I am not preaching lawlessness, but the law may be correct, but the verse before 1Corinthians 13 says, “Love is the more excellent way.” (1 Corinthians 12:31b).  Romans 13:8b, “He who loves neighbor has fulfilled law.”  Romans 13:10 says, “Love does no wrong to a neighbor; therefore, love is the fulfillment of the law.” Galatians 5:14 says that the whole Law fulfilled in a statement: love your neighbor as yourself.  If we know God, we would know that He desires compassion - not sacrifice, not unhealthy, hypercritical, over-adherence to the letter of the Law.

 

I ask this question to us:  do we want the same measure that we use on others to be used on us?  Is our prayer something like, “God, have mercy on me because I sinned.  God, apply justice to them because they sinned.  God, give them what they deserve.  God, I sinned. Forgive me and don’t give me what I deserve.  On top of these, give me what I do not deserve.  Bless me! I haven’t been a good person, but bless me anyway.”  This is double standard.

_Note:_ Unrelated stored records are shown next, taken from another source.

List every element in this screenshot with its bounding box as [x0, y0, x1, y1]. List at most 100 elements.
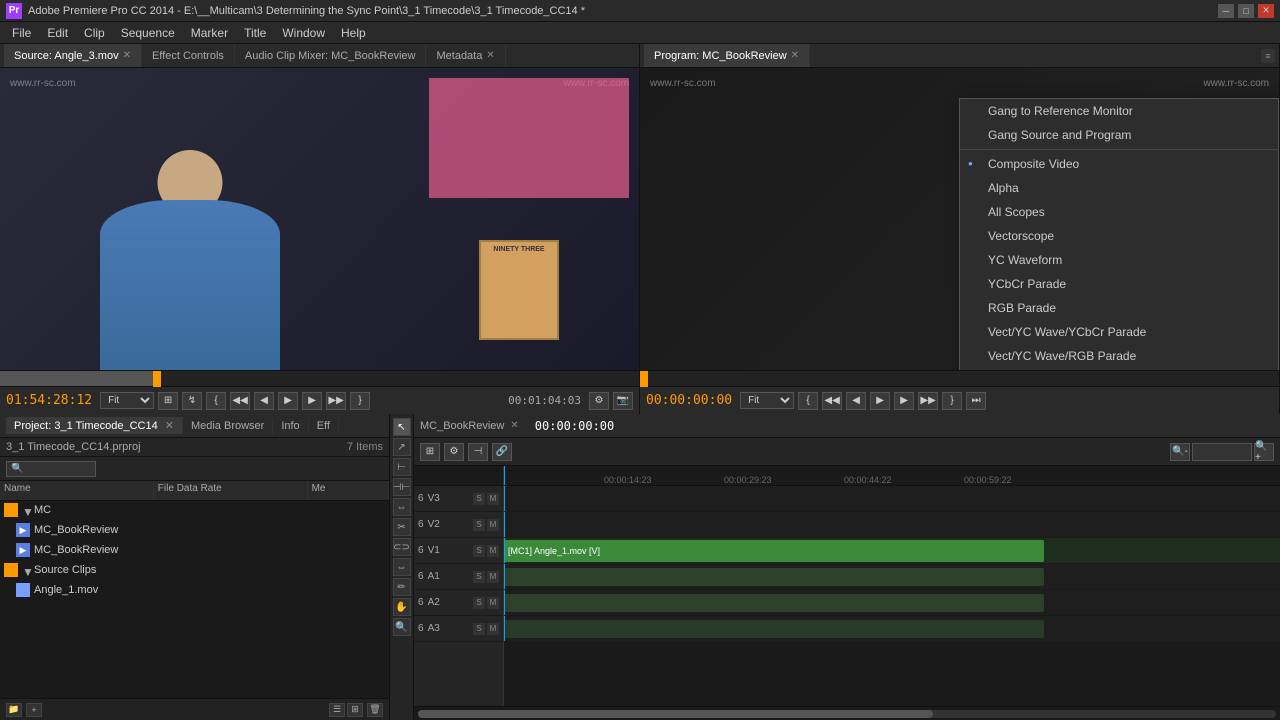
program-next-frame[interactable]: ▶	[894, 392, 914, 410]
tab-effect-controls[interactable]: Effect Controls	[142, 44, 235, 67]
list-item[interactable]: ▶ MC_BookReview	[0, 541, 389, 561]
a2-sync-btn[interactable]: S	[473, 597, 485, 609]
ctx-vectorscope[interactable]: Vectorscope	[960, 224, 1278, 248]
ctx-vect-ycbcr[interactable]: Vect/YC Wave/YCbCr Parade	[960, 320, 1278, 344]
source-mark-out[interactable]: }	[350, 392, 370, 410]
audio-clip-a3[interactable]	[504, 620, 1044, 638]
source-next-frame[interactable]: ▶	[302, 392, 322, 410]
tool-slide[interactable]: ⇔	[393, 558, 411, 576]
audio-clip-a1[interactable]	[504, 568, 1044, 586]
tool-track-select[interactable]: ↗	[393, 438, 411, 456]
h-scrollbar-thumb[interactable]	[418, 710, 933, 718]
ctx-multi-camera[interactable]: Multi-Camera	[960, 368, 1278, 370]
list-item[interactable]: ▼ Source Clips	[0, 561, 389, 581]
a3-sync-btn[interactable]: S	[473, 623, 485, 635]
program-fit-select[interactable]: Fit 25% 50% 100%	[740, 392, 794, 409]
project-search-input[interactable]	[6, 461, 96, 477]
clip-angle1[interactable]: [MC1] Angle_1.mov [V]	[504, 540, 1044, 562]
a1-sync-btn[interactable]: S	[473, 571, 485, 583]
timeline-scrollbar[interactable]	[414, 706, 1280, 720]
v1-mute-btn[interactable]: M	[487, 545, 499, 557]
menu-file[interactable]: File	[4, 24, 39, 42]
menu-sequence[interactable]: Sequence	[113, 24, 183, 42]
source-play[interactable]: ▶	[278, 392, 298, 410]
program-mark-out[interactable]: }	[942, 392, 962, 410]
audio-clip-a2[interactable]	[504, 594, 1044, 612]
tool-razor[interactable]: ✂	[393, 518, 411, 536]
close-metadata-tab[interactable]: ✕	[486, 50, 494, 61]
program-go-end[interactable]: ⏭	[966, 392, 986, 410]
tl-zoom-out[interactable]: 🔍-	[1170, 443, 1190, 461]
tab-project[interactable]: Project: 3_1 Timecode_CC14 ✕	[6, 417, 183, 434]
ctx-gang-source-program[interactable]: Gang Source and Program	[960, 123, 1278, 147]
tool-hand[interactable]: ✋	[393, 598, 411, 616]
program-step-fwd[interactable]: ▶▶	[918, 392, 938, 410]
ctx-composite-video[interactable]: Composite Video	[960, 152, 1278, 176]
tl-settings-btn[interactable]: ⚙	[444, 443, 464, 461]
source-mark-in[interactable]: {	[206, 392, 226, 410]
list-item[interactable]: ▼ MC	[0, 501, 389, 521]
v3-mute-btn[interactable]: M	[487, 493, 499, 505]
delete-btn[interactable]: 🗑	[367, 703, 383, 717]
tab-info[interactable]: Info	[273, 418, 308, 434]
ctx-vect-rgb[interactable]: Vect/YC Wave/RGB Parade	[960, 344, 1278, 368]
expand-icon[interactable]: ▼	[22, 505, 32, 515]
v1-sync-btn[interactable]: S	[473, 545, 485, 557]
a2-mute-btn[interactable]: M	[487, 597, 499, 609]
program-scrubber-handle[interactable]	[640, 371, 648, 387]
tab-program[interactable]: Program: MC_BookReview ✕	[644, 44, 810, 67]
tab-metadata[interactable]: Metadata ✕	[426, 44, 505, 67]
scrubber-handle[interactable]	[153, 371, 161, 387]
ctx-rgb-parade[interactable]: RGB Parade	[960, 296, 1278, 320]
ctx-yc-waveform[interactable]: YC Waveform	[960, 248, 1278, 272]
program-prev-frame[interactable]: ◀	[846, 392, 866, 410]
close-button[interactable]: ✕	[1258, 4, 1274, 18]
program-play[interactable]: ▶	[870, 392, 890, 410]
source-step-fwd[interactable]: ▶▶	[326, 392, 346, 410]
ctx-all-scopes[interactable]: All Scopes	[960, 200, 1278, 224]
panel-menu-btn[interactable]: ≡	[1261, 49, 1275, 63]
timeline-tab[interactable]: MC_BookReview	[420, 420, 504, 432]
menu-marker[interactable]: Marker	[183, 24, 236, 42]
tl-zoom-in[interactable]: 🔍+	[1254, 443, 1274, 461]
icon-view-btn[interactable]: ⊞	[347, 703, 363, 717]
source-overwrite-btn[interactable]: ⊞	[158, 392, 178, 410]
menu-help[interactable]: Help	[333, 24, 374, 42]
program-mark-in[interactable]: {	[798, 392, 818, 410]
minimize-button[interactable]: ─	[1218, 4, 1234, 18]
tool-rate-stretch[interactable]: ⇔	[393, 498, 411, 516]
tool-selection[interactable]: ↖	[393, 418, 411, 436]
menu-title[interactable]: Title	[236, 24, 274, 42]
tool-slip[interactable]: ⊂⊃	[393, 538, 411, 556]
close-source-tab[interactable]: ✕	[123, 50, 131, 61]
source-settings[interactable]: ⚙	[589, 392, 609, 410]
program-step-back[interactable]: ◀◀	[822, 392, 842, 410]
tool-ripple-edit[interactable]: ⊢	[393, 458, 411, 476]
maximize-button[interactable]: □	[1238, 4, 1254, 18]
tool-zoom[interactable]: 🔍	[393, 618, 411, 636]
v2-sync-btn[interactable]: S	[473, 519, 485, 531]
source-insert-btn[interactable]: ↯	[182, 392, 202, 410]
tl-linked-btn[interactable]: 🔗	[492, 443, 512, 461]
new-item-btn[interactable]: +	[26, 703, 42, 717]
expand-source-icon[interactable]: ▼	[22, 565, 32, 575]
tab-media-browser[interactable]: Media Browser	[183, 418, 273, 434]
program-scrubber[interactable]	[640, 370, 1279, 386]
new-bin-btn[interactable]: 📁	[6, 703, 22, 717]
close-timeline-tab[interactable]: ✕	[510, 420, 518, 431]
list-item[interactable]: ▶ MC_BookReview	[0, 521, 389, 541]
menu-clip[interactable]: Clip	[76, 24, 113, 42]
tab-source-angle[interactable]: Source: Angle_3.mov ✕	[4, 44, 142, 67]
a1-mute-btn[interactable]: M	[487, 571, 499, 583]
tool-rolling-edit[interactable]: ⊣⊢	[393, 478, 411, 496]
source-prev-frame[interactable]: ◀	[254, 392, 274, 410]
list-item[interactable]: Angle_1.mov	[0, 581, 389, 601]
tab-effects[interactable]: Eff	[309, 418, 339, 434]
ctx-alpha[interactable]: Alpha	[960, 176, 1278, 200]
menu-edit[interactable]: Edit	[39, 24, 76, 42]
v2-mute-btn[interactable]: M	[487, 519, 499, 531]
menu-window[interactable]: Window	[274, 24, 333, 42]
close-program-tab[interactable]: ✕	[791, 50, 799, 61]
tl-zoom-slider[interactable]	[1192, 443, 1252, 461]
v3-sync-btn[interactable]: S	[473, 493, 485, 505]
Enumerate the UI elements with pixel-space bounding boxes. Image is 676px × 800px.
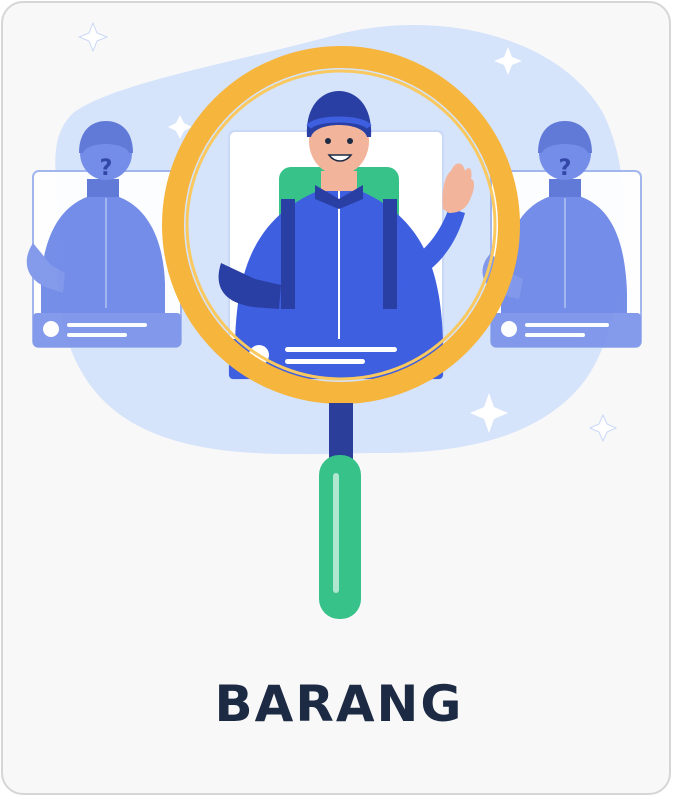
illustration: ? ? bbox=[26, 21, 642, 619]
question-mark-icon: ? bbox=[100, 156, 113, 181]
avatar-icon bbox=[501, 321, 517, 337]
profile-card-center bbox=[218, 91, 474, 380]
sparkle-icon bbox=[77, 21, 109, 53]
question-mark-icon: ? bbox=[559, 156, 572, 181]
category-card[interactable]: ? ? BARANG bbox=[1, 1, 671, 795]
sparkle-icon bbox=[588, 413, 618, 443]
avatar-icon bbox=[43, 321, 59, 337]
category-label: BARANG bbox=[214, 675, 464, 733]
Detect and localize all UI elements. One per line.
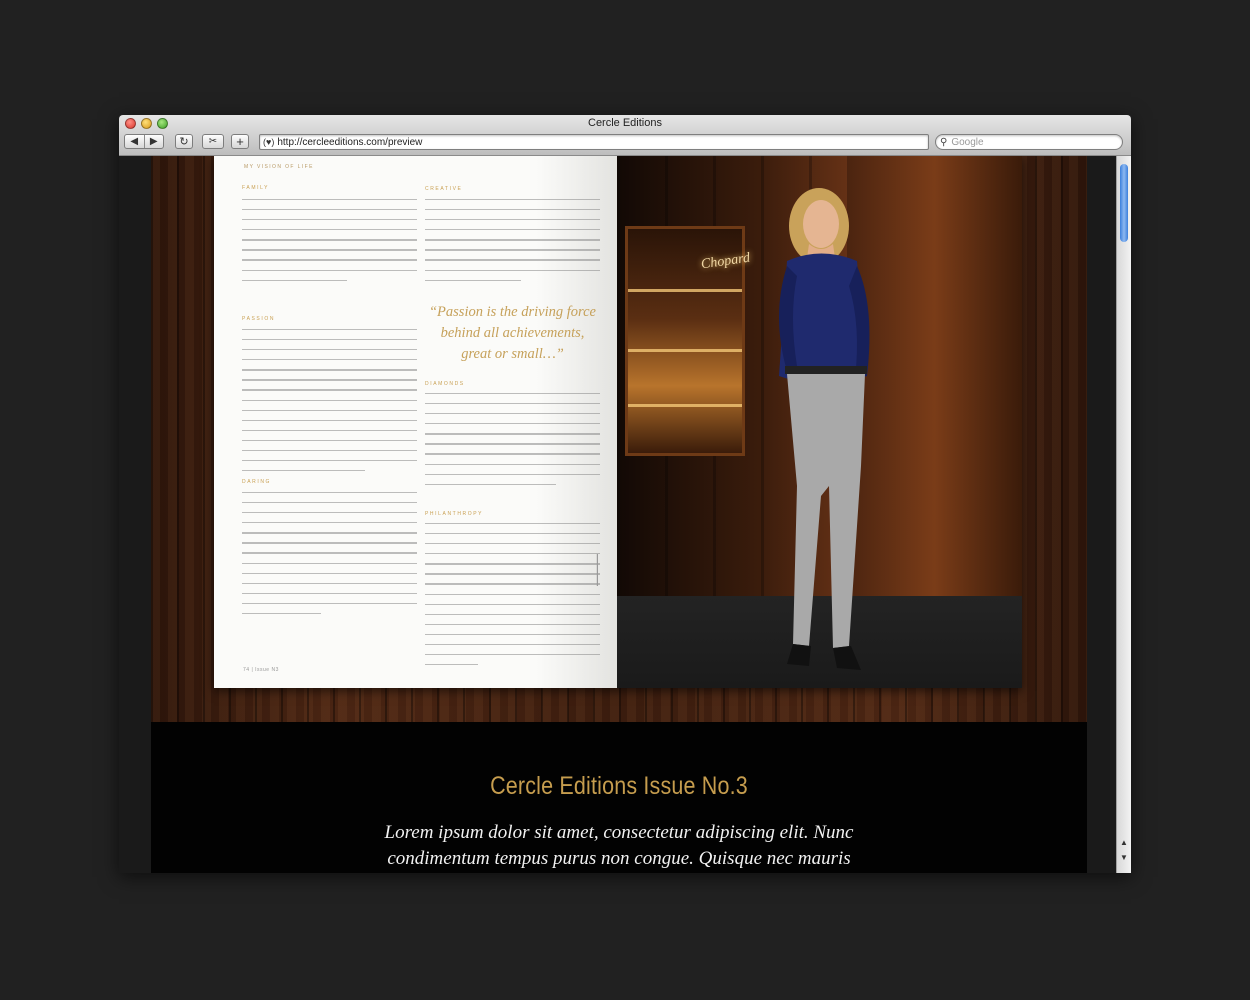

Do we want rigidity to be applied to us also?  According to Jesus, there are weightier matters of the law.  He said, “Don’t neglect these other things.”  They are good.  In fact, they are instructions from God.  Understand that love is greater.  Love has priorities, but the others are not to be neglected. 

 

God says, “I desire mercy more than sacrifice.”  It is weightier; it is more important.  The other things should not be neglected, but mercy is desired by God more.  In 1 Corinthians 13, it says that “If I do these all these things, like speak in tongues and operate in the gifts of the Spirit, which are Scriptural and which comes from God, but I do not have love which is the more important part of the Law, which is the motive behind the application of these things, then I am nothing.  It is useless.”  We would say, “Lord, we prophesied in Your name.”  Jesus says, “Depart from Me.  I never knew you.”  Even if you did this church work, but you did not do them with love, which is the more important thing and which is the spirit of the instruction for law. 

 

Let us not major on the minor. Let us focus on that which is really important. If we are to minister to the whole world, expect conflict, opposition and persecution.  It is not new news.  Expect that it will not be pleasant.  Prepare by being like Him who sent you Who are bigger than these things, Who overlooked these things, Who did good anyway and Who ministered anyway. He who sent you is compassionate and gracious, abounding in lovingkindness and full of mercy.  He is our God.  He is our Father.  Do you want to know God and make Him known?  This is our God and this is the way it is in His kingdom.